Yer yüzü kirletildi, gök yüzü esarette, gezegenlerde altına ve elmasa hücum!..

İlâhlık taslayan anlayış, çapulcu zihniyet, kirli vicdanlar...


Boynuzlu sakallı keçinin iki toynağına insanı kurban edenler, her yerde tufan beklerken tohum bankaları kuruyor, yıllardır...


Su işgali, denize batmakta olan kıta, barınacak toprak, kan ve vahşet...

El konulan zenginliklerin etiketlerinde ne yazar?

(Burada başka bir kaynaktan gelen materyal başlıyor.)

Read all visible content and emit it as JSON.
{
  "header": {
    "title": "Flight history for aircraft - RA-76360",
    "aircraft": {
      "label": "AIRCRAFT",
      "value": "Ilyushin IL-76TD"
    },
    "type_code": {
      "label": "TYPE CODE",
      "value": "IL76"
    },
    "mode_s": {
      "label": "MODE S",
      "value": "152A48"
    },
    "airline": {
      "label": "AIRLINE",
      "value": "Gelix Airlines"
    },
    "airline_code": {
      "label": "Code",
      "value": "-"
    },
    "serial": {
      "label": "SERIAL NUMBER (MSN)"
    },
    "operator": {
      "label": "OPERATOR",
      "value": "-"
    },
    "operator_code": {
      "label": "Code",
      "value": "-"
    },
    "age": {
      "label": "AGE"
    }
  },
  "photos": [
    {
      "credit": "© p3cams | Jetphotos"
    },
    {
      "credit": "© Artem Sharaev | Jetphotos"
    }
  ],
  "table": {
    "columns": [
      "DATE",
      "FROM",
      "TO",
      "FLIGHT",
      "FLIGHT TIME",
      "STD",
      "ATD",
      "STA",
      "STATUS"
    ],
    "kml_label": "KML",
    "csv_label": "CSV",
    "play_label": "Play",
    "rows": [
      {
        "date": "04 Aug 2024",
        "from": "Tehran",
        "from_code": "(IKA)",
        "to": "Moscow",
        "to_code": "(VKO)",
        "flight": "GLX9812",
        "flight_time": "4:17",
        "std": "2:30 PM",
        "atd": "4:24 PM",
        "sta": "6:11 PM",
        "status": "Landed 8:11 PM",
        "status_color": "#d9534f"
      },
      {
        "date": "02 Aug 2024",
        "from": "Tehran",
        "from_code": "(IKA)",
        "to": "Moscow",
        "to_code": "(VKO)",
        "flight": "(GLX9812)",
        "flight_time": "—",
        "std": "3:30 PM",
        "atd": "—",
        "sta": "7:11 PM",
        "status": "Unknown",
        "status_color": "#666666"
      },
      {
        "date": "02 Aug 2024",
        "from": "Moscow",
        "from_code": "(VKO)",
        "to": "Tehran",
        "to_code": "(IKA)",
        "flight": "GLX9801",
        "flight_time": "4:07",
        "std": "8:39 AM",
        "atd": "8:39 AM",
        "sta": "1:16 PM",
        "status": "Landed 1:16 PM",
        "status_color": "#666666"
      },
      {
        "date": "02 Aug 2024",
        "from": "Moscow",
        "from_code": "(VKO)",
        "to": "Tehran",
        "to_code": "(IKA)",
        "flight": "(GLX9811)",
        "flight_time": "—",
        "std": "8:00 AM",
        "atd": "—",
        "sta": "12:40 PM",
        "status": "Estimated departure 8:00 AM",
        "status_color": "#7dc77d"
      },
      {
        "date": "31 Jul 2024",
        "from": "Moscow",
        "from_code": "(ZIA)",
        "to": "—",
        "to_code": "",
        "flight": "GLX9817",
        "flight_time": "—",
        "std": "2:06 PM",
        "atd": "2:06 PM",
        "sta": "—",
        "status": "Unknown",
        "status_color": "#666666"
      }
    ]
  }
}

Bize demokrasi ve özgürlük vaadi yerine kan ve gözyaşı ve talan getirenlerden misiniz, bay muhattap!..

Siz, ölünce cennette doyasıya ekmek yemeyi hayal eden bir küçük çocuğun dünyasını bilir misiniz?

Büyük kurşunlardansa küçük kurşunun fazla acıtmayacağını düşünenlerden misiniz?

Çocuk kim?

Kurşun ne?

Kurusun iki eliniz!..

Yollara serdiğiniz taşlar, attığınız dikenler, vicdanınız kurusun, damarlarınızda dolaşan kirli kanla, aklınızda dolaşan hilelerle tuzaklarla!..

Bayım size değil, insanlığa düşman olana sözüm.

Hem zulmeden olacaksınız hem barışsever.

Hem silah üreteceksiniz hem savaştan yana olmayacaksınız...

Kaç maske takıp dolaşıyor, aramızda şeytanlar?

Şeytan kim?

Tuzak ne?

Düşünmediler mi Yusuf'u?

Musanın asası nasıl dönüştü, yılana.
Gemisini ısrarla yapan kaptan...
Şehri terk edip kötülüklerle baş edemeyip giden...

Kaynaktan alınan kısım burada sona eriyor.